City pleased with management
Corigliano, a retired San Bernardino High School teacher of 35 years, said he and the board of directors have requested a meeting with the Winns twice since they began managing the golf course, but the board has yet to meet with them.
“We’ve asked to see them, and they say, ‘We’ll let you know,’ ” Corigliano said. “It’s fallen on deaf ears.”
Fariel Winn said the golf course was not turning a profit, and she and her husband have been busy trying to reverse that trajectory.
“We were told to fix Shandin Hills, and that’s what we’re doing.
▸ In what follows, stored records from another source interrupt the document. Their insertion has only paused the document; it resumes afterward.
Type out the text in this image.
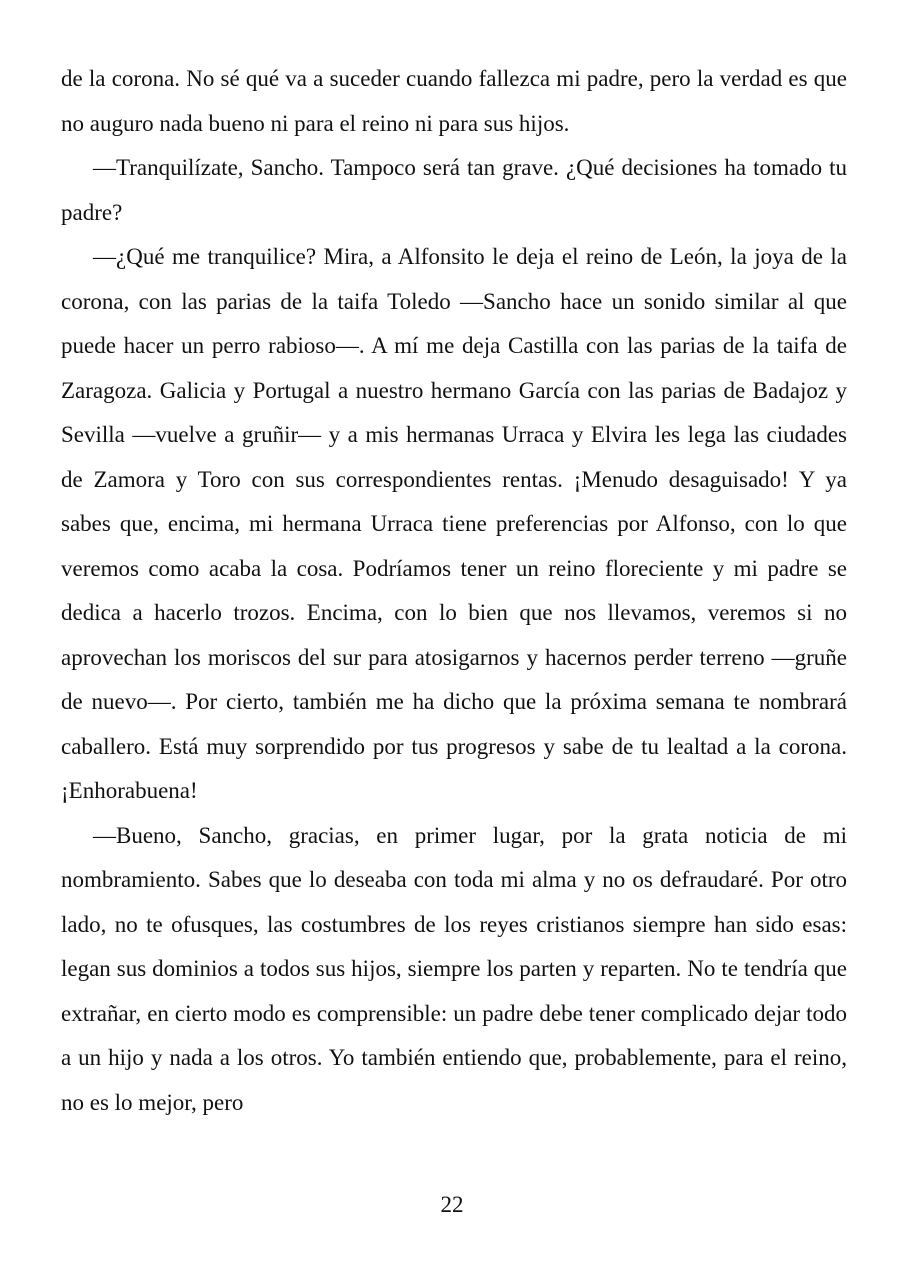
de la corona. No sé qué va a suceder cuando fallezca mi padre, pero la verdad es que no auguro nada bueno ni para el reino ni para sus hijos.

—Tranquilízate, Sancho. Tampoco será tan grave. ¿Qué decisiones ha tomado tu padre?

—¿Qué me tranquilice? Mira, a Alfonsito le deja el reino de León, la joya de la corona, con las parias de la taifa Toledo —Sancho hace un sonido similar al que puede hacer un perro rabioso—. A mí me deja Castilla con las parias de la taifa de Zaragoza. Galicia y Portugal a nuestro hermano García con las parias de Badajoz y Sevilla —vuelve a gruñir— y a mis hermanas Urraca y Elvira les lega las ciudades de Zamora y Toro con sus correspondientes rentas. ¡Menudo desaguisado! Y ya sabes que, encima, mi hermana Urraca tiene preferencias por Alfonso, con lo que veremos como acaba la cosa. Podríamos tener un reino floreciente y mi padre se dedica a hacerlo trozos. Encima, con lo bien que nos llevamos, veremos si no aprovechan los moriscos del sur para atosigarnos y hacernos perder terreno —gruñe de nuevo—. Por cierto, también me ha dicho que la próxima semana te nombrará caballero. Está muy sorprendido por tus progresos y sabe de tu lealtad a la corona. ¡Enhorabuena!

—Bueno, Sancho, gracias, en primer lugar, por la grata noticia de mi nombramiento. Sabes que lo deseaba con toda mi alma y no os defraudaré. Por otro lado, no te ofusques, las costumbres de los reyes cristianos siempre han sido esas: legan sus dominios a todos sus hijos, siempre los parten y reparten. No te tendría que extrañar, en cierto modo es comprensible: un padre debe tener complicado dejar todo a un hijo y nada a los otros. Yo también entiendo que, probablemente, para el reino, no es lo mejor, pero

22
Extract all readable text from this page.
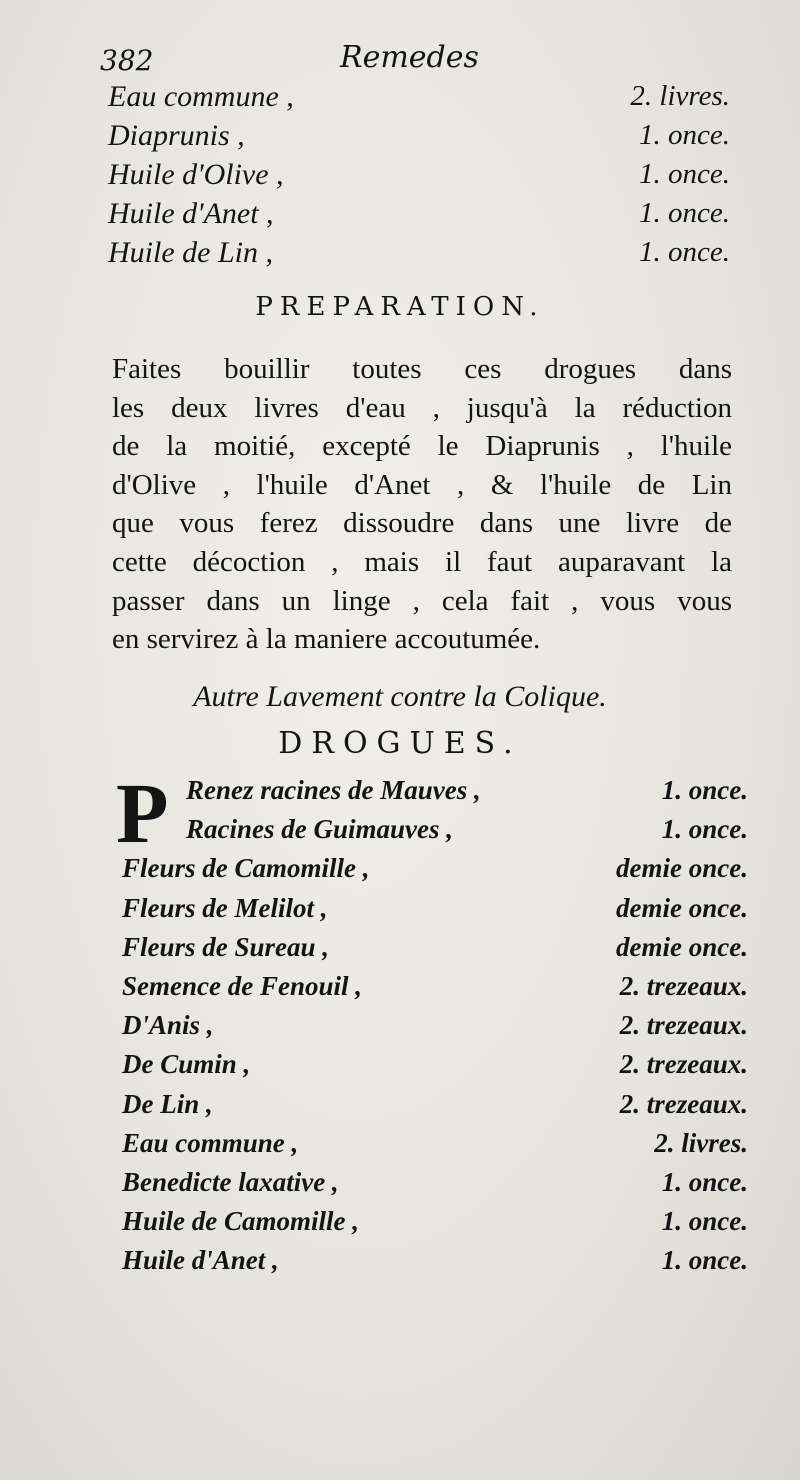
382	Remedes
Eau commune ,	2. livres.
Diaprunis ,	1. once.
Huile d'Olive ,	1. once.
Huile d'Anet ,	1. once.
Huile de Lin ,	1. once.
PREPARATION.
Faites bouillir toutes ces drogues dans
les deux livres d'eau , jusqu'à la réduction
de la moitié, excepté le Diaprunis , l'huile
d'Olive , l'huile d'Anet , & l'huile de Lin
que vous ferez dissoudre dans une livre de
cette décoction , mais il faut auparavant la
passer dans un linge , cela fait , vous vous
en servirez à la maniere accoutumée.
Autre Lavement contre la Colique.
DROGUES.
P Renez racines de Mauves ,	1. once.
Racines de Guimauves ,	1. once.
Fleurs de Camomille ,	demie once.
Fleurs de Melilot ,	demie once.
Fleurs de Sureau ,	demie once.
Semence de Fenouil ,	2. trezeaux.
D'Anis ,	2. trezeaux.
De Cumin ,	2. trezeaux.
De Lin ,	2. trezeaux.
Eau commune ,	2. livres.
Benedicte laxative ,	1. once.
Huile de Camomille ,	1. once.
Huile d'Anet ,	1. once.
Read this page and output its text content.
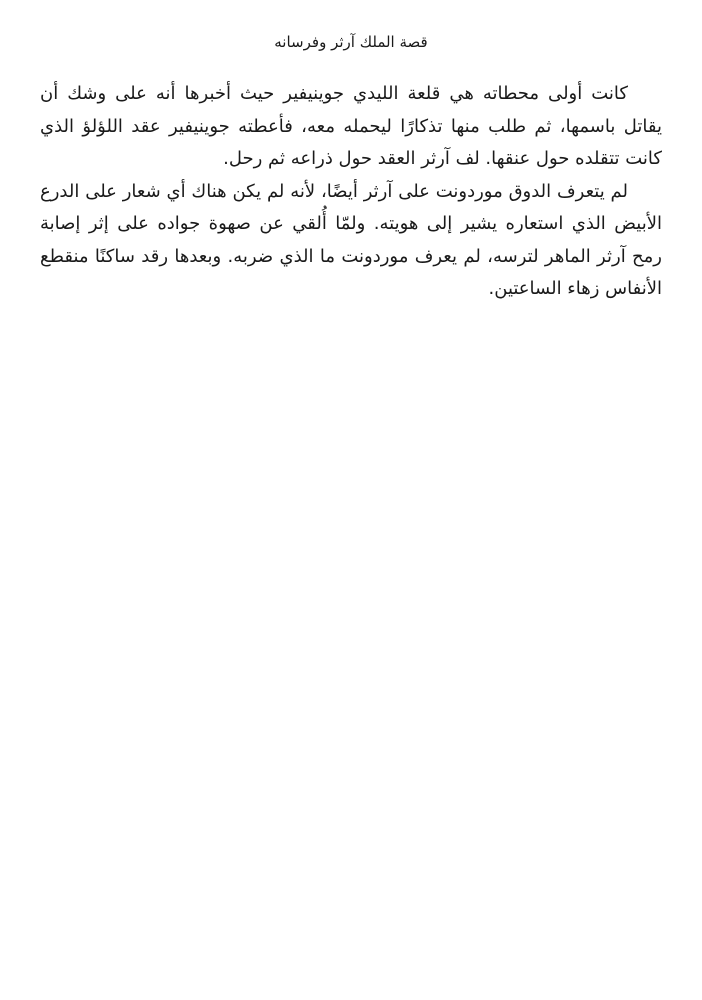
قصة الملك آرثر وفرسانه

كانت أولى محطاته هي قلعة الليدي جوينيفير حيث أخبرها أنه على وشك أن يقاتل باسمها، ثم طلب منها تذكارًا ليحمله معه، فأعطته جوينيفير عقد اللؤلؤ الذي كانت تتقلده حول عنقها. لف آرثر العقد حول ذراعه ثم رحل.

لم يتعرف الدوق موردونت على آرثر أيضًا، لأنه لم يكن هناك أي شعار على الدرع الأبيض الذي استعاره يشير إلى هويته. ولمّا أُلقي عن صهوة جواده على إثر إصابة رمح آرثر الماهر لترسه، لم يعرف موردونت ما الذي ضربه. وبعدها رقد ساكنًا منقطع الأنفاس زهاء الساعتين.
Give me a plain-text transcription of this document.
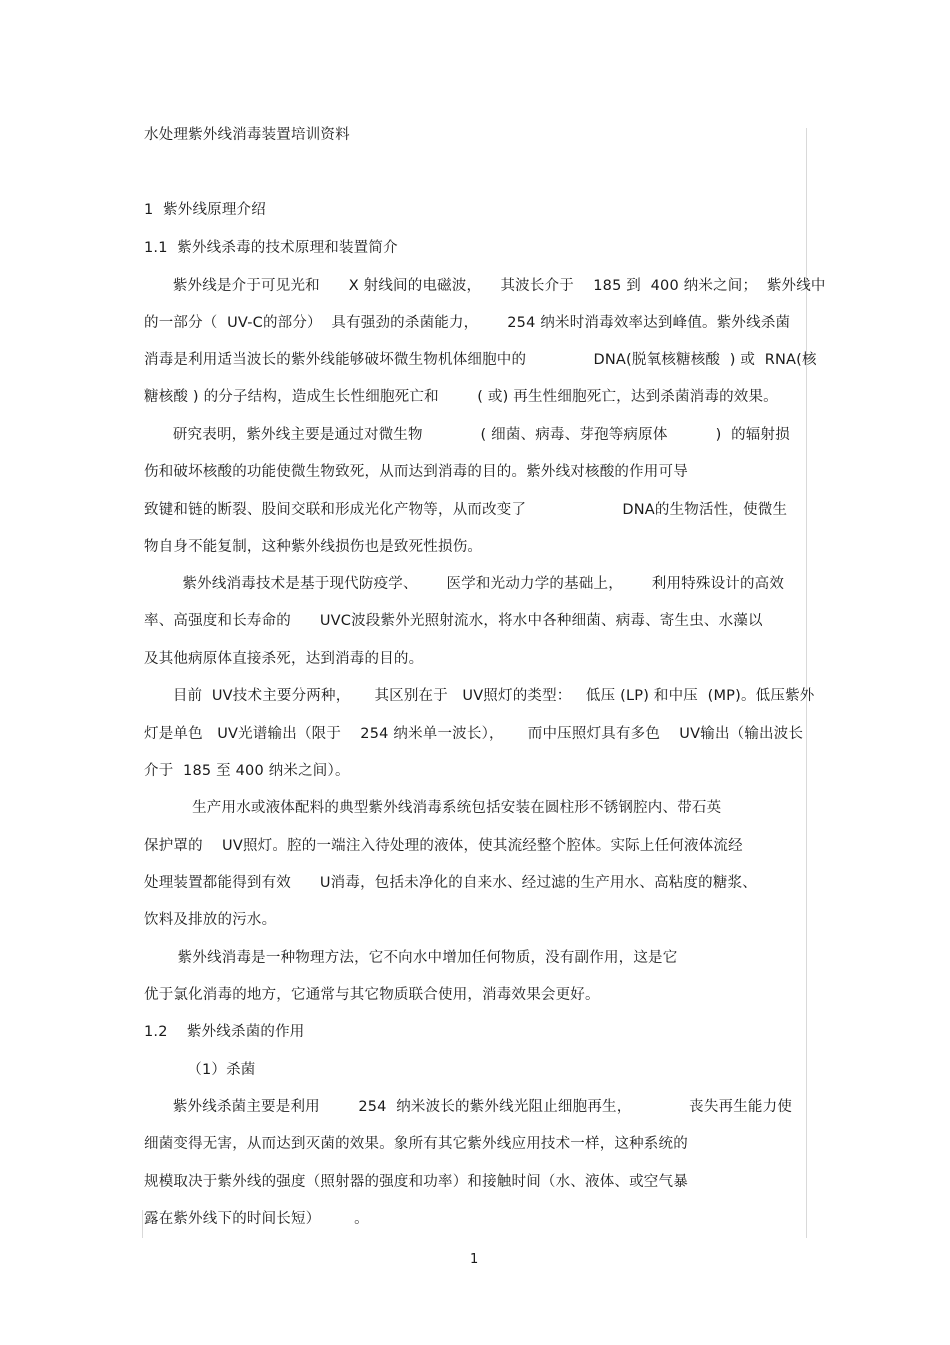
水处理紫外线消毒装置培训资料
1  紫外线原理介绍
1.1  紫外线杀毒的技术原理和装置简介
紫外线是介于可见光和      X 射线间的电磁波，    其波长介于    185 到  400 纳米之间；  紫外线中
的一部分（  UV-C的部分）  具有强劲的杀菌能力，      254 纳米时消毒效率达到峰值。紫外线杀菌
消毒是利用适当波长的紫外线能够破坏微生物机体细胞中的              DNA(脱氧核糖核酸  ) 或  RNA(核
糖核酸 ) 的分子结构，造成生长性细胞死亡和        ( 或) 再生性细胞死亡，达到杀菌消毒的效果。
研究表明，紫外线主要是通过对微生物            ( 细菌、病毒、芽孢等病原体          )  的辐射损
伤和破坏核酸的功能使微生物致死，从而达到消毒的目的。紫外线对核酸的作用可导
致键和链的断裂、股间交联和形成光化产物等，从而改变了                    DNA的生物活性，使微生
物自身不能复制，这种紫外线损伤也是致死性损伤。
紫外线消毒技术是基于现代防疫学、      医学和光动力学的基础上，      利用特殊设计的高效
率、高强度和长寿命的      UVC波段紫外光照射流水，将水中各种细菌、病毒、寄生虫、水藻以
及其他病原体直接杀死，达到消毒的目的。
目前  UV技术主要分两种，     其区别在于   UV照灯的类型：   低压 (LP) 和中压  (MP)。低压紫外
灯是单色   UV光谱输出（限于    254 纳米单一波长），     而中压照灯具有多色    UV输出（输出波长
介于  185 至 400 纳米之间）。
生产用水或液体配料的典型紫外线消毒系统包括安装在圆柱形不锈钢腔内、带石英
保护罩的    UV照灯。腔的一端注入待处理的液体，使其流经整个腔体。实际上任何液体流经
处理装置都能得到有效      U消毒，包括未净化的自来水、经过滤的生产用水、高粘度的糖浆、
饮料及排放的污水。
紫外线消毒是一种物理方法，它不向水中增加任何物质，没有副作用，这是它
优于氯化消毒的地方，它通常与其它物质联合使用，消毒效果会更好。
1.2    紫外线杀菌的作用
（1）杀菌
紫外线杀菌主要是利用        254  纳米波长的紫外线光阻止细胞再生，            丧失再生能力使
细菌变得无害，从而达到灭菌的效果。象所有其它紫外线应用技术一样，这种系统的
规模取决于紫外线的强度（照射器的强度和功率）和接触时间（水、液体、或空气暴
露在紫外线下的时间长短）       。
1
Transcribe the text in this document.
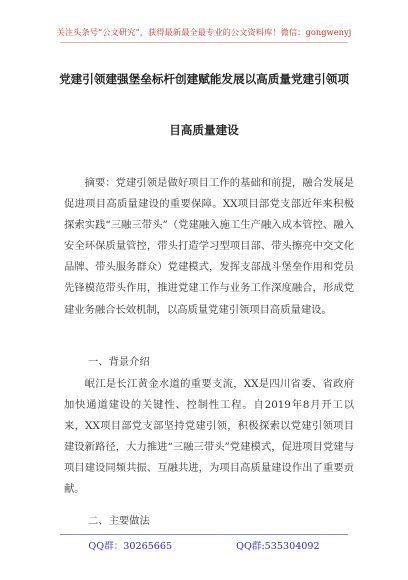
关注头条号“公文研究”，获得最新最全最专业的公文资料库！微信：gongwenyj
党建引领建强堡垒标杆创建赋能发展以高质量党建引领项
目高质量建设
摘要：党建引领是做好项目工作的基础和前提，融合发展是促进项目高质量建设的重要保障。XX项目部党支部近年来积极探索实践“三融三带头”（党建融入施工生产融入成本管控、融入安全环保质量管控，带头打造学习型项目部、带头擦亮中交文化品牌、带头服务群众）党建模式，发挥支部战斗堡垒作用和党员先锋模范带头作用，推进党建工作与业务工作深度融合，形成党建业务融合长效机制，以高质量党建引领项目高质量建设。
一、背景介绍
岷江是长江黄金水道的重要支流，XX是四川省委、省政府加快通道建设的关键性、控制性工程。自2019年8月开工以来，XX项目部党支部坚持党建引领，积极探索以党建引领项目建设新路径，大力推进“三融三带头”党建模式，促进项目党建与项目建设同频共振、互融共进，为项目高质量建设作出了重要贡献。
二、主要做法
QQ群：30265665	QQ群:535304092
We’re doing what we need to do,” she said, adding that on top of trying to make the golf course profitable, she and her husband have had to contend with recurring break-ins and burglaries, most of them attributed to homeless people.
In addition to increased fees to help generate more revenue and the soon-to-be improved greens, the Winns said they plan to make the golf course more upper-scale by implementing a mandatory dress code that will require all patrons to wear collared shirts. The new dress code will take effect on Jan. 1.
Chapa said the city has been pleased with how the Winns have been managing the golf course, and are only managing what they were given to manage. He said he could not address why conditions at Shandin Hills got to be the way they are.
“I can’t speak to what happened all those years ago,” he said, “but I can tell you this: It’s a priority for us.”